A. Response to metformin treatment in different medium conditions. Abs: Absorbance (at 540 nm from MTT assay). GLC: Glucose (11 mM), Gln: Glutamine, Ser/Gly/Met: Serine, glycine and methionine, Arg/Asn: Arginine and Asparagine. Low metformin: 0.5 mM metformin, High metformin: 1.5 mM metformin. B. Metformin effect on cell proliferation in the presence of low glucose (1mM) and/or hydrogen peroxide (H₂O₂, 30 µM). C. Annexin and PI positive populations of adherent cells after 40 hours of metformin treatment. D. Z score distribution of glucose (GLC) and redox metabolites (GSH, cysteine and GSSG/GSH) in patients after metformin treatment. The long term survivor is highlighted in red color. E. Relative levels of redox metabolites in ovarian cancer cells with or without metformin treatment for 24 hrs. F. Cell viability in the presence of metformin and precursors of the TCA cycle (PYR: pyruvate; DMKG: dimethyl α-ketoglutarate; Acetate: sodium acetate; AKB: α-ketobutyrate). G. Rescue of metformin-induced loss of cell viability by nucleosides or deoxynucleotide triphosphates (dNTPs). H to I. Cell viability in various medium with or without N-acetylcysteine (NAC). J to K. Redox status in different treatment conditions. * p<0.05, ** p<0.01 Error bars obtained from SEM of n=3 independent measurements.

Figure 7. The response to metformin depends on whether substrate utilization in the mitochondria is flexible

A. Schematic of substrate utilization. The adaptive pathways under mitochondrial stress are highlighted in green color. OAA: oxaloacetate, Keto acids: ketoleucine/ketoisoleucine. B. Reductive glutaminolysis activity as represented by the fraction of ¹³C enriched citrate isotopologue (M+5) from cells treated with ¹³C-glutamine in different medium conditions.
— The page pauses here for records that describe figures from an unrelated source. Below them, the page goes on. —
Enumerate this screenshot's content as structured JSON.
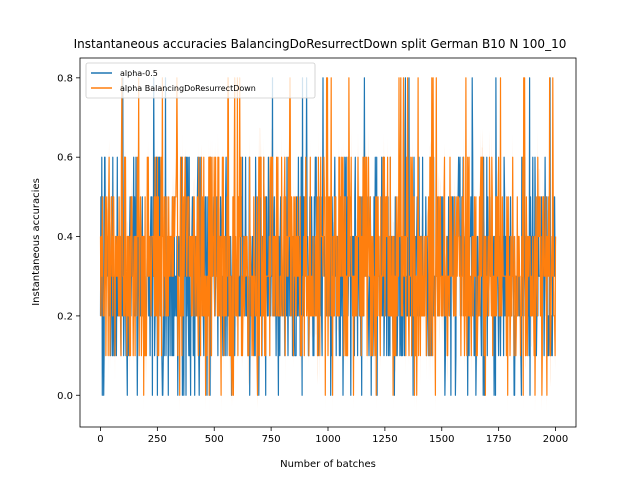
{
  "chart_data": {
    "type": "line",
    "title": "Instantaneous accuracies BalancingDoResurrectDown split German B10 N 100_10",
    "xlabel": "Number of batches",
    "ylabel": "Instantaneous accuracies",
    "xlim": [
      -90,
      2090
    ],
    "ylim": [
      -0.08,
      0.85
    ],
    "xticks": [
      0,
      250,
      500,
      750,
      1000,
      1250,
      1500,
      1750,
      2000
    ],
    "yticks": [
      0.0,
      0.2,
      0.4,
      0.6,
      0.8
    ],
    "xtick_labels": [
      "0",
      "250",
      "500",
      "750",
      "1000",
      "1250",
      "1500",
      "1750",
      "2000"
    ],
    "ytick_labels": [
      "0.0",
      "0.2",
      "0.4",
      "0.6",
      "0.8"
    ],
    "grid": false,
    "legend": "top-left",
    "x_range": [
      0,
      2000
    ],
    "series": [
      {
        "name": "alpha-0.5",
        "color": "#1f77b4",
        "levels": [
          0.0,
          0.1,
          0.2,
          0.3,
          0.4,
          0.5,
          0.6,
          0.8
        ],
        "approx_mean": 0.3
      },
      {
        "name": "alpha BalancingDoResurrectDown",
        "color": "#ff7f0e",
        "levels": [
          0.0,
          0.1,
          0.2,
          0.3,
          0.4,
          0.5,
          0.6,
          0.8
        ],
        "approx_mean": 0.33,
        "band_color": "#ff7f0e"
      }
    ]
  }
}
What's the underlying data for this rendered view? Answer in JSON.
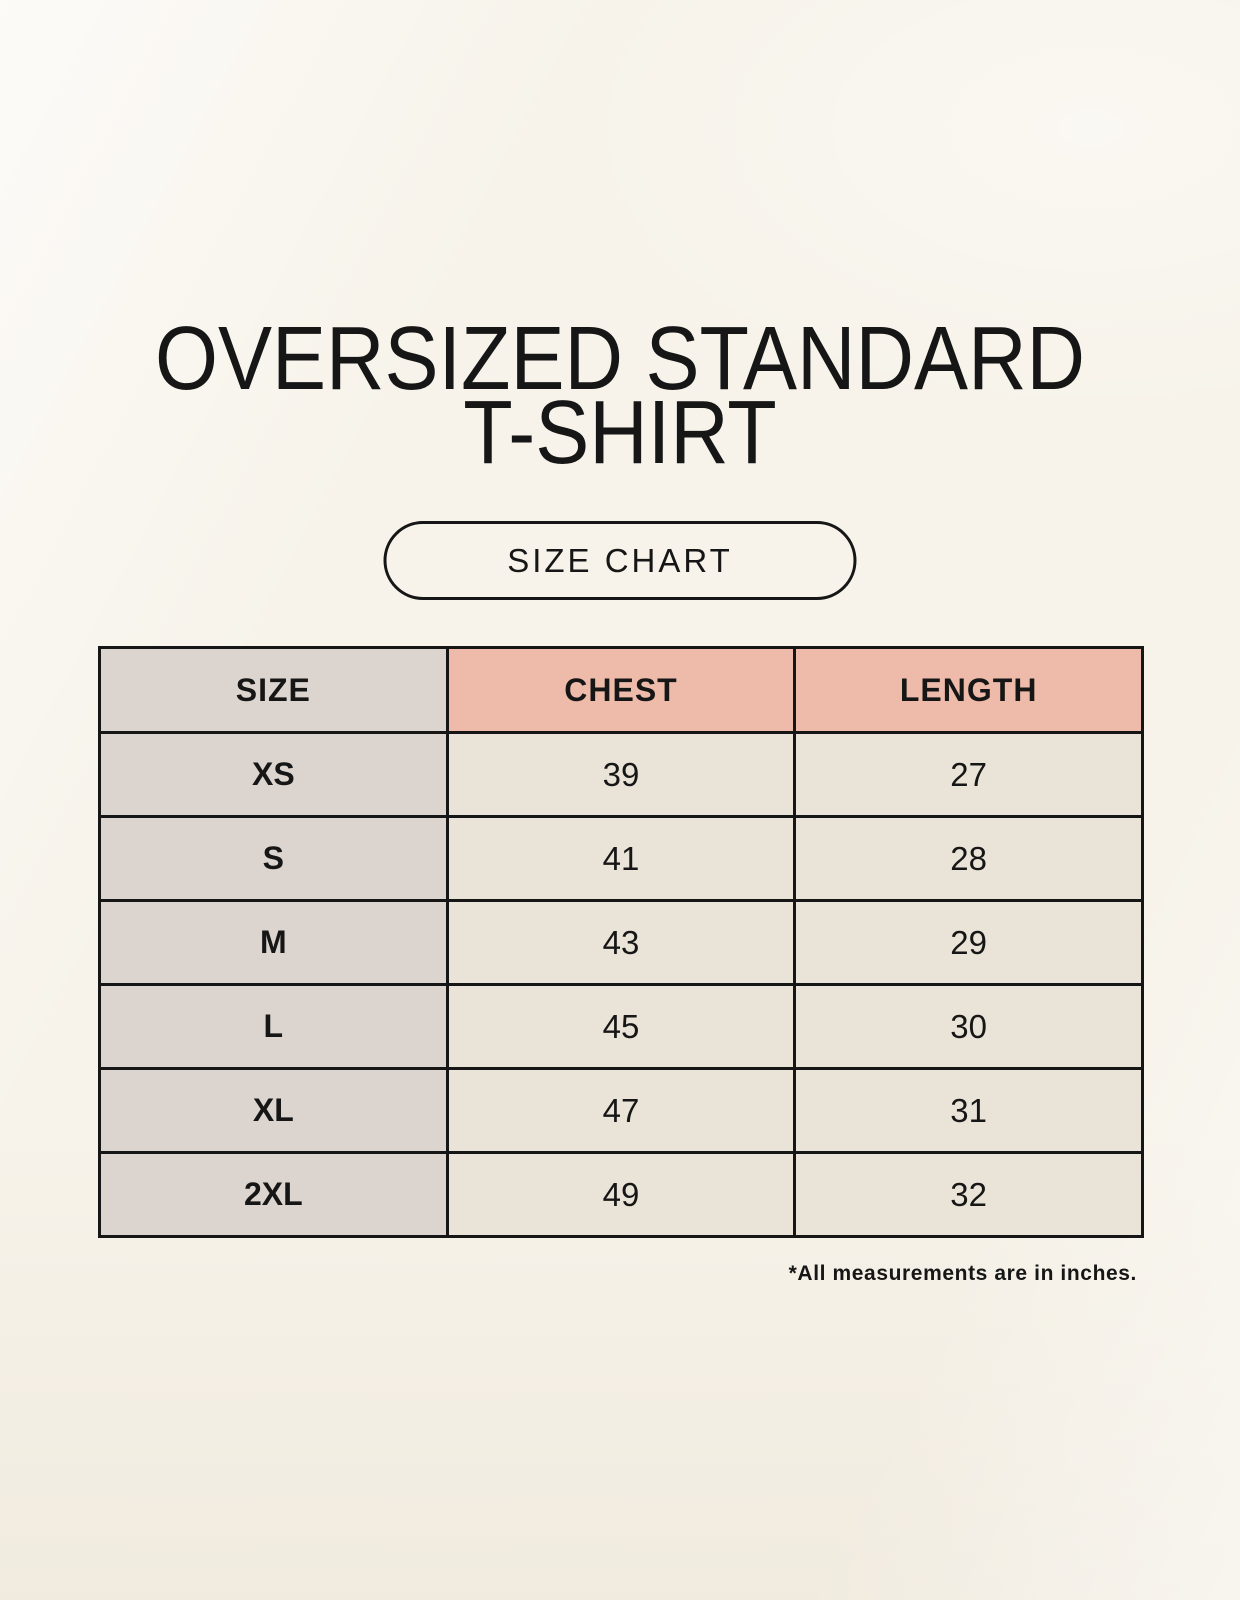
{
  "header": {
    "title_line1": "OVERSIZED STANDARD",
    "title_line2": "T-SHIRT",
    "badge_label": "SIZE CHART"
  },
  "chart_data": {
    "type": "table",
    "title": "OVERSIZED STANDARD T-SHIRT",
    "subtitle": "SIZE CHART",
    "units": "inches",
    "columns": [
      "SIZE",
      "CHEST",
      "LENGTH"
    ],
    "rows": [
      {
        "size": "XS",
        "chest": "39",
        "length": "27"
      },
      {
        "size": "S",
        "chest": "41",
        "length": "28"
      },
      {
        "size": "M",
        "chest": "43",
        "length": "29"
      },
      {
        "size": "L",
        "chest": "45",
        "length": "30"
      },
      {
        "size": "XL",
        "chest": "47",
        "length": "31"
      },
      {
        "size": "2XL",
        "chest": "49",
        "length": "32"
      }
    ]
  },
  "footer": {
    "note": "*All measurements are in inches."
  },
  "colors": {
    "page_bg": "#f7f3ea",
    "header_salmon": "#eebbaa",
    "cell_taupe": "#dcd5cf",
    "cell_cream": "#eae3d7",
    "border": "#161616",
    "text": "#161616"
  }
}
C. Pyruvate carboxylase activity as estimated by the fraction of malate (M+3) from cells treated with ¹³C-glucose in different medium conditions. D. Ketoleucine/ketoisoleucine levels in different media conditions, representing BCAA oxidation. E. Representative metabolite enrichment pattern from U-¹³C pyruvate treated cells. F. Scheme of coupled transamination reactions demonstrating stoichiometric alpha-ketoglutarate generation from alanine labeling. G. Model of resistant and sensitive response to metformin treatment. * p<0.05, ** p<0.01 Error bars obtained from SEM of n=3 independent measurements.